Creating the Context for Change for Employed Network Strategy and Execution

Employment continues to be a central provider alignment model for most health systems around the country, with these aggregated networks significantly gaining size and scale over the past 20 years. Many organizations continue to have employed networks that function in silos, largely operating as drivers of volume within the system rather than strategy or value-based performance engines.

Most health system leadership teams recognize the need to change this dynamic and want to effect change, but often lack the context or capability to engage physicians within the group to make this large, disruptive cultural and operational shift — especially when managing the day-to-day network operations is so challenging in this environment. To spur change, they must focus on creating an integrated, multispecialty group adept at delivering the capabilities and patient access the health system needs now and into the future.

Frequently the vision for an employed provider network is tied to the administrative leader of the group or the system CEO, meaning that the vision changes whenever leadership changes, or worse, leadership changes so often that a vision is never established for the group. Successfully executing the day-to-day requirements — and surviving— becomes the vision. While some networks may see day-to-day operational success as laudable, management executives and their teams must evolve beyond solely tackling day-to-day operational decisions and develop a focused, long-term plan for building the capabilities that will generate success into the future.

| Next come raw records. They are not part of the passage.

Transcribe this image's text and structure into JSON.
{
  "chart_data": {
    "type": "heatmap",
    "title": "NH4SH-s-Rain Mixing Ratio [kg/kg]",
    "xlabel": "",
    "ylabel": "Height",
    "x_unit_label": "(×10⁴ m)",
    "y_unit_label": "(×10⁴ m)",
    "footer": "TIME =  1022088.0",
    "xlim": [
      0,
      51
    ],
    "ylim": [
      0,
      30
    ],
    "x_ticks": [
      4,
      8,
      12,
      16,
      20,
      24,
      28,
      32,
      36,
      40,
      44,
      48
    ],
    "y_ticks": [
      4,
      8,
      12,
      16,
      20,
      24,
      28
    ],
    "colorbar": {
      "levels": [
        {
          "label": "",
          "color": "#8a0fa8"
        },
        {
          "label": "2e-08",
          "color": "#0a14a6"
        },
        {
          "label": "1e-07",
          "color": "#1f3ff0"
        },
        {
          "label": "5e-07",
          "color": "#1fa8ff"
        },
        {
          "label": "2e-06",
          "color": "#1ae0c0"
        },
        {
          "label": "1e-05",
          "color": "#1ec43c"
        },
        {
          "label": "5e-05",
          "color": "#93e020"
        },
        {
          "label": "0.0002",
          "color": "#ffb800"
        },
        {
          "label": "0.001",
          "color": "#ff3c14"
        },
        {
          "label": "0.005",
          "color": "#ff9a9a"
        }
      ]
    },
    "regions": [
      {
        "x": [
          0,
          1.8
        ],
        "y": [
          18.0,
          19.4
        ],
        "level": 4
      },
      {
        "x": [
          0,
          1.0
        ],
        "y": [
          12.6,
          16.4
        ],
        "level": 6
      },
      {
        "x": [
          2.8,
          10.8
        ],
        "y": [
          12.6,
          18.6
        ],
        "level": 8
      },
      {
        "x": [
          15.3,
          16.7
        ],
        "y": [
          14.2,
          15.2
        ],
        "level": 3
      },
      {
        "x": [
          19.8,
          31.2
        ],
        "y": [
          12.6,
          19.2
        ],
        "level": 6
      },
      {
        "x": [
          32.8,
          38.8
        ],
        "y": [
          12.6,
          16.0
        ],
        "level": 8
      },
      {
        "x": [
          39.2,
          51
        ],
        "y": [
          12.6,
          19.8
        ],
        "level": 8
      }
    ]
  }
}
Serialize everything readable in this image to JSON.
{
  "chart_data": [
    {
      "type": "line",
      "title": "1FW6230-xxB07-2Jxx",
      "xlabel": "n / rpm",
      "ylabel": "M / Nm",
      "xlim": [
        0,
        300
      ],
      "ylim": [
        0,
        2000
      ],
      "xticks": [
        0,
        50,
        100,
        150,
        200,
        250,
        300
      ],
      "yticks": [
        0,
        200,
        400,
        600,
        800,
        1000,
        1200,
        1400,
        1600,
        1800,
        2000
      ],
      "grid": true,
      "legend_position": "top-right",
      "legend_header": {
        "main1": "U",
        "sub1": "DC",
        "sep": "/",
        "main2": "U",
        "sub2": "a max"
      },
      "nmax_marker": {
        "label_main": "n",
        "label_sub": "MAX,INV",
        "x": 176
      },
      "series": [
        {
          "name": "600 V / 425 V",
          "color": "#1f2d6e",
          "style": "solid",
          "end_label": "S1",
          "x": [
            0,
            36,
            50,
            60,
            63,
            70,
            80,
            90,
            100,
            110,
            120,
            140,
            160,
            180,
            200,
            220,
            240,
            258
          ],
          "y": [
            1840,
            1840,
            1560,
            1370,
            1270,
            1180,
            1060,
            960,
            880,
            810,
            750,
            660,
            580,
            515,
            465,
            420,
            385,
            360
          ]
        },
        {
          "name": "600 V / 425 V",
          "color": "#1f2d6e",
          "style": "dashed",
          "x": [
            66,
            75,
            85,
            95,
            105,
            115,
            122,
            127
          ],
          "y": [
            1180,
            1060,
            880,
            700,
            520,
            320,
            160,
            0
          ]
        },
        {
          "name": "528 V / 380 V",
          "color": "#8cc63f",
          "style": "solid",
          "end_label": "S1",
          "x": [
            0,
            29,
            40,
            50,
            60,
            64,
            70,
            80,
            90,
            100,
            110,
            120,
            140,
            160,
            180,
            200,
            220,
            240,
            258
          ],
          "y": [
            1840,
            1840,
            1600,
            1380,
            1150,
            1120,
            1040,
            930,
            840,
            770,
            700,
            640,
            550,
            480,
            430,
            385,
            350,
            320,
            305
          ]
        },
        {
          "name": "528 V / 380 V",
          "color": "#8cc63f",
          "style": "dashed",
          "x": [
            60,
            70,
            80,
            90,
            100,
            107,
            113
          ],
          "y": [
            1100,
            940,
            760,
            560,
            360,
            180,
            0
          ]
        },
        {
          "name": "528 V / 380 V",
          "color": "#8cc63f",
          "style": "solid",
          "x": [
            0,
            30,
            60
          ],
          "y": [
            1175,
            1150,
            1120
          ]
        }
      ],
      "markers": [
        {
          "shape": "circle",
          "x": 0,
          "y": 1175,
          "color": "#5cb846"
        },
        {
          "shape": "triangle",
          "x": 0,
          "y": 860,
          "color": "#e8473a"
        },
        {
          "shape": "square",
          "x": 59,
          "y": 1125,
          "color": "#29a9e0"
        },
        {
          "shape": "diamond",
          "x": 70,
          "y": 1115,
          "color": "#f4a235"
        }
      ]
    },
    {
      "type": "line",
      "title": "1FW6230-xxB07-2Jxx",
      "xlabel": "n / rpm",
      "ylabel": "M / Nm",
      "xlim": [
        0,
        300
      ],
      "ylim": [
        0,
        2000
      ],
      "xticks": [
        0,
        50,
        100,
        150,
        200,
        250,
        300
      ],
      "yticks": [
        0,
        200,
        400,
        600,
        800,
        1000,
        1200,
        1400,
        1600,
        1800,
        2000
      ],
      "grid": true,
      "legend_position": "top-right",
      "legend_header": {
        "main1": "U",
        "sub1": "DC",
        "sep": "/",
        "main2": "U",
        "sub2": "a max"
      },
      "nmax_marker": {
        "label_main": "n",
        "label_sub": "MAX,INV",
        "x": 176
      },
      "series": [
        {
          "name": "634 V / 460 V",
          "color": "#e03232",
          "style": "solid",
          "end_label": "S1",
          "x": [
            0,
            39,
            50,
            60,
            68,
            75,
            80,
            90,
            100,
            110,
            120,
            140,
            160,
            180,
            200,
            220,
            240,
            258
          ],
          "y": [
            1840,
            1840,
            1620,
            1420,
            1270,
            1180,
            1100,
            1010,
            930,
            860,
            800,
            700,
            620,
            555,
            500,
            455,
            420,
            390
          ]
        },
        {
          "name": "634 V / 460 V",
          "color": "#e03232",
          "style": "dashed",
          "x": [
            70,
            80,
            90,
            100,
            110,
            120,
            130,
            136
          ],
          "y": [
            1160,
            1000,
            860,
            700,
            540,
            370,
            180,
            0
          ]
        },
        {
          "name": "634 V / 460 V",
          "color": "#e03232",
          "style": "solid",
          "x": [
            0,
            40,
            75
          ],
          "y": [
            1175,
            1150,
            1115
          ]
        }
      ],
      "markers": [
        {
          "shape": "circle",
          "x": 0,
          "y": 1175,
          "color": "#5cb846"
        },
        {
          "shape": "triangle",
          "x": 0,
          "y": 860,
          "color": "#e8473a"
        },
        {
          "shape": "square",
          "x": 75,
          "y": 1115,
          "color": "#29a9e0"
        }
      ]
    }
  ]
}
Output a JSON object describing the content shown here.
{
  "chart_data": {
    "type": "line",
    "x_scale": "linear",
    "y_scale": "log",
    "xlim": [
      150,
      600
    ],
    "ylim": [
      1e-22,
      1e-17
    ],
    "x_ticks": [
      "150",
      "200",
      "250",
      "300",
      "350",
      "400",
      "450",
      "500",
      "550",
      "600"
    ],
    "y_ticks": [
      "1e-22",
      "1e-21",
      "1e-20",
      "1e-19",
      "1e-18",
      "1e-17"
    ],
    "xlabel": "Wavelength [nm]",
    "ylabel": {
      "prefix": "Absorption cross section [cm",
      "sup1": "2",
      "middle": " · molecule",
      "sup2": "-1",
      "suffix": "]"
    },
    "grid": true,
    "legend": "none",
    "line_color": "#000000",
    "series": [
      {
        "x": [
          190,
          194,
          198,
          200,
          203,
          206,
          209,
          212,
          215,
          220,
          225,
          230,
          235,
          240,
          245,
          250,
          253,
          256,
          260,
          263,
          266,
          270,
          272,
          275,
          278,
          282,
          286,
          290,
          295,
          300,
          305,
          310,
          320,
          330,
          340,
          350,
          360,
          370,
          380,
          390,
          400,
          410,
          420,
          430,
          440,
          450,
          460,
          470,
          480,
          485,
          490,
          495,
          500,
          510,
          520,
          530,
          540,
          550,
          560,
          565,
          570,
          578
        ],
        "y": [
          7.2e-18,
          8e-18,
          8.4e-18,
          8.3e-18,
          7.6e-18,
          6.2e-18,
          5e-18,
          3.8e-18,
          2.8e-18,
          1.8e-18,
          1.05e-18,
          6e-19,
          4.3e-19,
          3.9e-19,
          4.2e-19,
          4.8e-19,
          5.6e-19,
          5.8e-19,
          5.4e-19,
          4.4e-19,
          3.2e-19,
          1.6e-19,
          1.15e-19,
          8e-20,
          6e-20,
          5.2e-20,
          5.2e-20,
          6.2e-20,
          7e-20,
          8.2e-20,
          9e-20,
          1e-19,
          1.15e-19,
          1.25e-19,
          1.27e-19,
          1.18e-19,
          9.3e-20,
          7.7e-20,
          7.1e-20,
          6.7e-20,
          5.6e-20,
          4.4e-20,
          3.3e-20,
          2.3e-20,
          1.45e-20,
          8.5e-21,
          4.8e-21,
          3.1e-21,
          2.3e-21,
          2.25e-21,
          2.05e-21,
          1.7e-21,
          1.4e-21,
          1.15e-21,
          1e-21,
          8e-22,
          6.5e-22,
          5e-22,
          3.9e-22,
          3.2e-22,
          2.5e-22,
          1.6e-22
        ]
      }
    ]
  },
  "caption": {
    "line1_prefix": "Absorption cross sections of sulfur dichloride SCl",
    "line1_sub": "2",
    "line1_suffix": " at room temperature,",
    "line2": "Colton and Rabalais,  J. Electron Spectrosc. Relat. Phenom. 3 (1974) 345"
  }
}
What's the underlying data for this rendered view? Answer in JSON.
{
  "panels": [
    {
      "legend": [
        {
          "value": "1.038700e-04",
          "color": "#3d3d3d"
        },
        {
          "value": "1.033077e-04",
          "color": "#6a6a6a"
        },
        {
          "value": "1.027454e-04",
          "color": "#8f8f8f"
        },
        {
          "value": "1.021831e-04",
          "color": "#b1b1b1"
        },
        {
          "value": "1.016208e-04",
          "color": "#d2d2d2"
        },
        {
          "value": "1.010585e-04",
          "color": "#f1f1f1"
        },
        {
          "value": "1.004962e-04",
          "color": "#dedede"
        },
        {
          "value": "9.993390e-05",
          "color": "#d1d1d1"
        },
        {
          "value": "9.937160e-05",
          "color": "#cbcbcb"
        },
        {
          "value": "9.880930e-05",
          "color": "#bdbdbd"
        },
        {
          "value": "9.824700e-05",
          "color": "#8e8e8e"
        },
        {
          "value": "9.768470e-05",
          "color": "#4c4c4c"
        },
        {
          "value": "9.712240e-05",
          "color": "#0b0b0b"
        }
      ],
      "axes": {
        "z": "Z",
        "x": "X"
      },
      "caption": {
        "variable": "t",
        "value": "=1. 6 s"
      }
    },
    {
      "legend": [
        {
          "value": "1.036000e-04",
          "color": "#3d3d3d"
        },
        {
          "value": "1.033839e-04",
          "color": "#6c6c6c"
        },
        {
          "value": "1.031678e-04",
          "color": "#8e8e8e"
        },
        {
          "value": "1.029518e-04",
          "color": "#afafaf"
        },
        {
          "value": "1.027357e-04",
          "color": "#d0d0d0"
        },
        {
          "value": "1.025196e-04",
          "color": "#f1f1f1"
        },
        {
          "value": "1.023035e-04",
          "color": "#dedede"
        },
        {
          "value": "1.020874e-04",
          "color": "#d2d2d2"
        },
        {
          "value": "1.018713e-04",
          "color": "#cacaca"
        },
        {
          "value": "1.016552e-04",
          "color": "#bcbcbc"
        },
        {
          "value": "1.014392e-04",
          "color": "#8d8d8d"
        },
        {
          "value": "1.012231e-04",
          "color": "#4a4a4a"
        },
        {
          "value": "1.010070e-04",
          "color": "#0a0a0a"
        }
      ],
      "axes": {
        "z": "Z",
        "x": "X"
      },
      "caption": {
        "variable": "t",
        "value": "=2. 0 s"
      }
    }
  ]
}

Desirable characteristics of this ideal, “High Performing” network are included in Figure 1.

While most health system leaders and employed providers would agree that pursuing an employed network with these characteristics is desirable, numerous challenges commonly arise on that evolutionary journey:

  • An independent provider culture that hasn’t evolved from a “my practice” or “my service line” mentality since the practices were brought into the network — and which has been reinforced to providers newly recruited into practices with these culturally divisive mindsets.

  • An insufficient investment in management infrastructure, which strains the limited network resources and results in daily firefighting, mounting frustrations and staff turnover that feels insurmountable.

  • Incentive structures that reinforce traditional behaviors (100% individual productivity) instead of its present or future (evolving non-productivity and team-based incentive models).

  • A physician leadership structure that is non-existent, not well-utilized or not broadly understood by the employed network or the health system and results in limited effectiveness, mounting frustrations, and potential apathy that precludes moving the group forward and neuters the aspirations of the physician leadership component.

  • A health system leadership culture that views the employed provider network as a cost center, service line or hospital department as opposed to a peer organization and a strategic driver of short- and long-term value.

  • The context needed to create the imperative to change. What do we/should we change into? With all of the day-to-day challenges —including financial — why invest great effort to shift direction and do something different? Why start today or tomorrow — and how? Context is often a reason that initiatives to optimize operations or financial performance fail. Pursuing employed provider network transformation provides the context for change and can turn that context into meaningful, structural change for the network.

HSG Employed Provider Network Transformation (Figure 2) focuses on creating the impetus and context for change and evolution towards “High Performance” in the trajectory of an employed network’s growth and development

  • Developing a shared vision defines the long-term goals of the organization and an ideal future state that should be the focus of leadership and provider action within the network.

  • Redesigning the leadership and management of an employed network to support the group’s current and future needs provides the infrastructure to create sustainable change.

  • Executing strategies related to the shared vision – the most critical of which are aligning incentives and creating a financially sustainable network – gives the network a focus beyond the day-to-day and creates leadership workflows based upon a continuous plan of improvement.

Network transformation to a higher performing state is possible, but requires the proper context, framework, urgency, diligence, commitment, and perseverance. Creating a vision for the future state, defining the strategies to achieve it, developing the infrastructure to support and sustain it, and instilling the innate desire to continuously improve performance aligned with organizational goals and objectives is a clear but somewhat arduous transformative journey. Although transformation does not happen overnight, organizations must embrace the challenge of walking down this path.